Minister of Science and Technology
- In office December 2015 – 30 March 2016
- Deputy: Aung Kyaw Myat Ba Shwe (respectively)
- Preceded by: Ko Ko Oo
- Succeeded by: Position abolished

Minister of Education
- In office February 2014 – 30 March 2016
- Deputy: Zaw Min Aung Thant Shin
- Preceded by: Mya Aye
- Succeeded by: Aung San Suu Kyi

Deputy Minister of National Planning and Economic Development
- In office April 2012 – February 2014

Rector of Yangon Institute of Economics
- In office 2008–2012
- Preceded by: Kan Zaw
- Succeeded by: San Lwin

Personal details
- Alma mater: Yangon Institute of Economics University of Göttingen
- Occupation: Development economist

= Khin San Yi =

Burmese economist and politician

Khin San Yi (ခင်စန်းရီ; also spelt Khin San Yee) is a Burmese development economist, previously served as Minister for Education of Myanmar and Minister for Science and Technology of Myanmar from February 2014 to 30 March 2016. She became the second Burmese woman to be appointed minister by the Thein Sein administration. She was appointed by Thein Sein after the death of her predecessor, Mya Aye and Ko Ko Oo, in December 2013 and December 2015.

She is also a former rector of the Yangon Institute of Economics, serving from 2008 to 2012. In April 2012, she was appointed as a deputy minister at the Ministry of National Planning and Economic Development, where she served under Kan Zaw until his recommendation that she be appointed Minister of Education.

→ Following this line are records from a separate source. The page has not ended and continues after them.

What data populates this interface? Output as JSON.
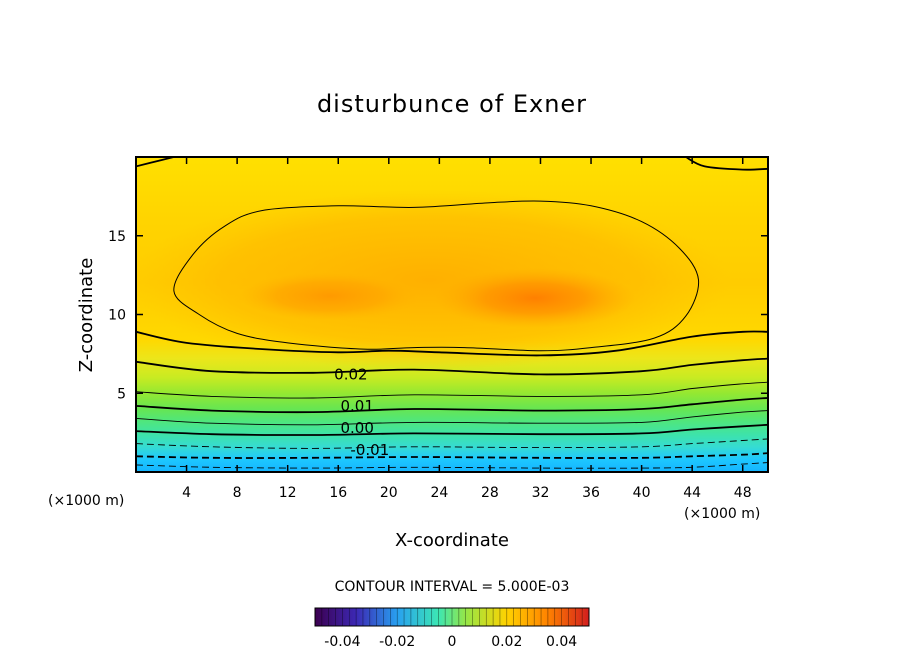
{
  "chart_data": {
    "type": "contour",
    "title": "disturbunce of Exner",
    "xlabel": "X-coordinate",
    "ylabel": "Z-coordinate",
    "x_unit": "(×1000 m)",
    "y_unit": "(×1000 m)",
    "xlim": [
      0,
      50
    ],
    "ylim": [
      0,
      20
    ],
    "x_ticks": [
      4,
      8,
      12,
      16,
      20,
      24,
      28,
      32,
      36,
      40,
      44,
      48
    ],
    "y_ticks": [
      5,
      10,
      15
    ],
    "contour_interval_text": "CONTOUR INTERVAL = 5.000E-03",
    "contour_labels": [
      {
        "text": "0.02",
        "x": 17.0,
        "z": 6.2
      },
      {
        "text": "0.01",
        "x": 17.5,
        "z": 4.2
      },
      {
        "text": "0.00",
        "x": 17.5,
        "z": 2.8
      },
      {
        "text": "-0.01",
        "x": 18.5,
        "z": 1.4
      }
    ],
    "contour_lines": [
      {
        "level": -0.015,
        "style": "dashed",
        "weight": "thin",
        "z_profile": [
          [
            0,
            0.45
          ],
          [
            6,
            0.3
          ],
          [
            14,
            0.25
          ],
          [
            22,
            0.3
          ],
          [
            32,
            0.25
          ],
          [
            40,
            0.25
          ],
          [
            44,
            0.3
          ],
          [
            48,
            0.5
          ],
          [
            50,
            0.6
          ]
        ]
      },
      {
        "level": -0.01,
        "style": "dashed",
        "weight": "thick",
        "z_profile": [
          [
            0,
            1.0
          ],
          [
            6,
            0.9
          ],
          [
            14,
            0.9
          ],
          [
            22,
            0.95
          ],
          [
            32,
            0.9
          ],
          [
            40,
            0.9
          ],
          [
            44,
            1.0
          ],
          [
            48,
            1.1
          ],
          [
            50,
            1.2
          ]
        ]
      },
      {
        "level": -0.005,
        "style": "dashed",
        "weight": "thin",
        "z_profile": [
          [
            0,
            1.8
          ],
          [
            6,
            1.6
          ],
          [
            14,
            1.5
          ],
          [
            22,
            1.6
          ],
          [
            32,
            1.55
          ],
          [
            40,
            1.6
          ],
          [
            44,
            1.8
          ],
          [
            48,
            2.0
          ],
          [
            50,
            2.1
          ]
        ]
      },
      {
        "level": 0.0,
        "style": "solid",
        "weight": "thick",
        "z_profile": [
          [
            0,
            2.6
          ],
          [
            6,
            2.4
          ],
          [
            14,
            2.35
          ],
          [
            22,
            2.45
          ],
          [
            32,
            2.4
          ],
          [
            40,
            2.45
          ],
          [
            44,
            2.7
          ],
          [
            48,
            2.9
          ],
          [
            50,
            3.0
          ]
        ]
      },
      {
        "level": 0.005,
        "style": "solid",
        "weight": "thin",
        "z_profile": [
          [
            0,
            3.4
          ],
          [
            6,
            3.1
          ],
          [
            14,
            3.0
          ],
          [
            22,
            3.15
          ],
          [
            32,
            3.1
          ],
          [
            40,
            3.15
          ],
          [
            44,
            3.5
          ],
          [
            48,
            3.8
          ],
          [
            50,
            3.9
          ]
        ]
      },
      {
        "level": 0.01,
        "style": "solid",
        "weight": "thick",
        "z_profile": [
          [
            0,
            4.2
          ],
          [
            6,
            3.9
          ],
          [
            14,
            3.8
          ],
          [
            22,
            4.0
          ],
          [
            32,
            3.9
          ],
          [
            40,
            4.0
          ],
          [
            44,
            4.3
          ],
          [
            48,
            4.6
          ],
          [
            50,
            4.7
          ]
        ]
      },
      {
        "level": 0.015,
        "style": "solid",
        "weight": "thin",
        "z_profile": [
          [
            0,
            5.1
          ],
          [
            6,
            4.8
          ],
          [
            14,
            4.7
          ],
          [
            22,
            4.9
          ],
          [
            32,
            4.8
          ],
          [
            40,
            4.9
          ],
          [
            44,
            5.3
          ],
          [
            48,
            5.6
          ],
          [
            50,
            5.7
          ]
        ]
      },
      {
        "level": 0.02,
        "style": "solid",
        "weight": "thick",
        "z_profile": [
          [
            0,
            7.0
          ],
          [
            6,
            6.4
          ],
          [
            14,
            6.3
          ],
          [
            22,
            6.5
          ],
          [
            32,
            6.2
          ],
          [
            40,
            6.4
          ],
          [
            44,
            6.8
          ],
          [
            48,
            7.1
          ],
          [
            50,
            7.2
          ]
        ]
      },
      {
        "level": 0.025,
        "style": "solid",
        "weight": "thick",
        "z_profile": [
          [
            0,
            8.9
          ],
          [
            4,
            8.2
          ],
          [
            10,
            7.8
          ],
          [
            16,
            7.6
          ],
          [
            20,
            7.7
          ],
          [
            24,
            7.6
          ],
          [
            32,
            7.4
          ],
          [
            38,
            7.7
          ],
          [
            44,
            8.6
          ],
          [
            48,
            8.9
          ],
          [
            50,
            8.9
          ]
        ]
      }
    ],
    "closed_contour": {
      "level": 0.03,
      "points": [
        [
          3.0,
          11.5
        ],
        [
          4.5,
          13.8
        ],
        [
          7,
          15.6
        ],
        [
          10,
          16.6
        ],
        [
          16,
          16.9
        ],
        [
          22,
          16.8
        ],
        [
          28,
          17.1
        ],
        [
          32,
          17.2
        ],
        [
          36,
          16.9
        ],
        [
          40,
          15.9
        ],
        [
          43,
          14.2
        ],
        [
          44.5,
          12.2
        ],
        [
          43.5,
          9.9
        ],
        [
          41,
          8.5
        ],
        [
          36,
          7.9
        ],
        [
          32,
          7.7
        ],
        [
          26,
          7.9
        ],
        [
          22,
          7.9
        ],
        [
          18,
          7.8
        ],
        [
          12,
          8.2
        ],
        [
          8,
          8.8
        ],
        [
          5,
          10.0
        ]
      ]
    },
    "top_contour": {
      "level": 0.025,
      "points": [
        [
          0,
          19.4
        ],
        [
          2,
          19.8
        ],
        [
          3,
          20.0
        ]
      ],
      "points2": [
        [
          43.5,
          20.0
        ],
        [
          45,
          19.4
        ],
        [
          48,
          19.2
        ],
        [
          50,
          19.25
        ]
      ]
    },
    "colorbar": {
      "min": -0.05,
      "max": 0.05,
      "tick_labels": [
        "-0.04",
        "-0.02",
        "0",
        "0.02",
        "0.04"
      ],
      "tick_values": [
        -0.04,
        -0.02,
        0,
        0.02,
        0.04
      ]
    }
  },
  "colors": {
    "fill_bands": [
      "#1ec8ff",
      "#32d7e6",
      "#3ce1c3",
      "#4be69b",
      "#5fe664",
      "#82e641",
      "#b4eb28",
      "#dceb1e",
      "#fadc00",
      "#ffc300",
      "#ffaa00",
      "#ff9100"
    ],
    "axis": "#000000"
  }
}
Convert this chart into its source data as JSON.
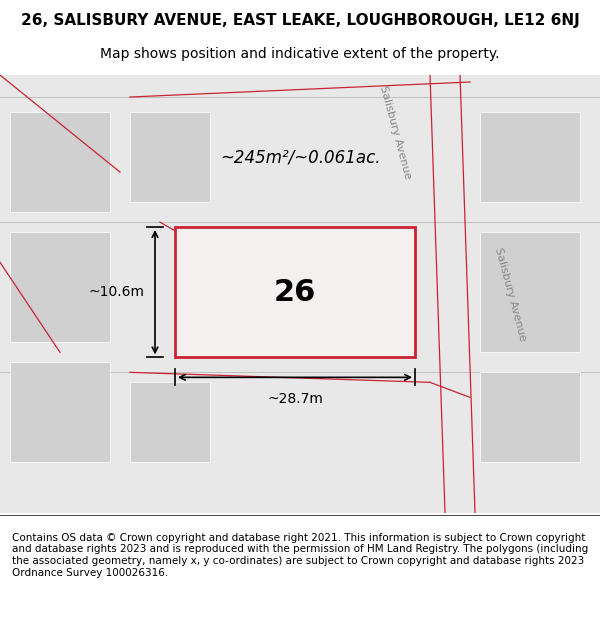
{
  "title_line1": "26, SALISBURY AVENUE, EAST LEAKE, LOUGHBOROUGH, LE12 6NJ",
  "title_line2": "Map shows position and indicative extent of the property.",
  "footer_text": "Contains OS data © Crown copyright and database right 2021. This information is subject to Crown copyright and database rights 2023 and is reproduced with the permission of HM Land Registry. The polygons (including the associated geometry, namely x, y co-ordinates) are subject to Crown copyright and database rights 2023 Ordnance Survey 100026316.",
  "map_bg_color": "#e8e8e8",
  "block_color": "#d0d0d0",
  "road_line_color": "#c8c8c8",
  "highlight_color": "#cc2233",
  "highlight_fill": "#f5f0f0",
  "plot_label": "26",
  "area_text": "~245m²/~0.061ac.",
  "width_text": "~28.7m",
  "height_text": "~10.6m",
  "road_label": "Salisbury Avenue",
  "title_fontsize": 11,
  "subtitle_fontsize": 10,
  "footer_fontsize": 7.5
}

She is an alumna of the Yangon Institute of Economics, graduating with a bachelor's degree in commerce (specialty in accounting and auditing) and a master's degree in trade and marketing. She pursued doctorate studies at the University of Göttingen in Germany, earning a doctorate degree in economics degree in 1996. She began pursuing doctorate studies in Germany in 1989. However, her studies were interrupted when the Burmese government recalled all foreign exchange students in Europe after being subjected by sanctions. She completed her studies five years later, in 1996.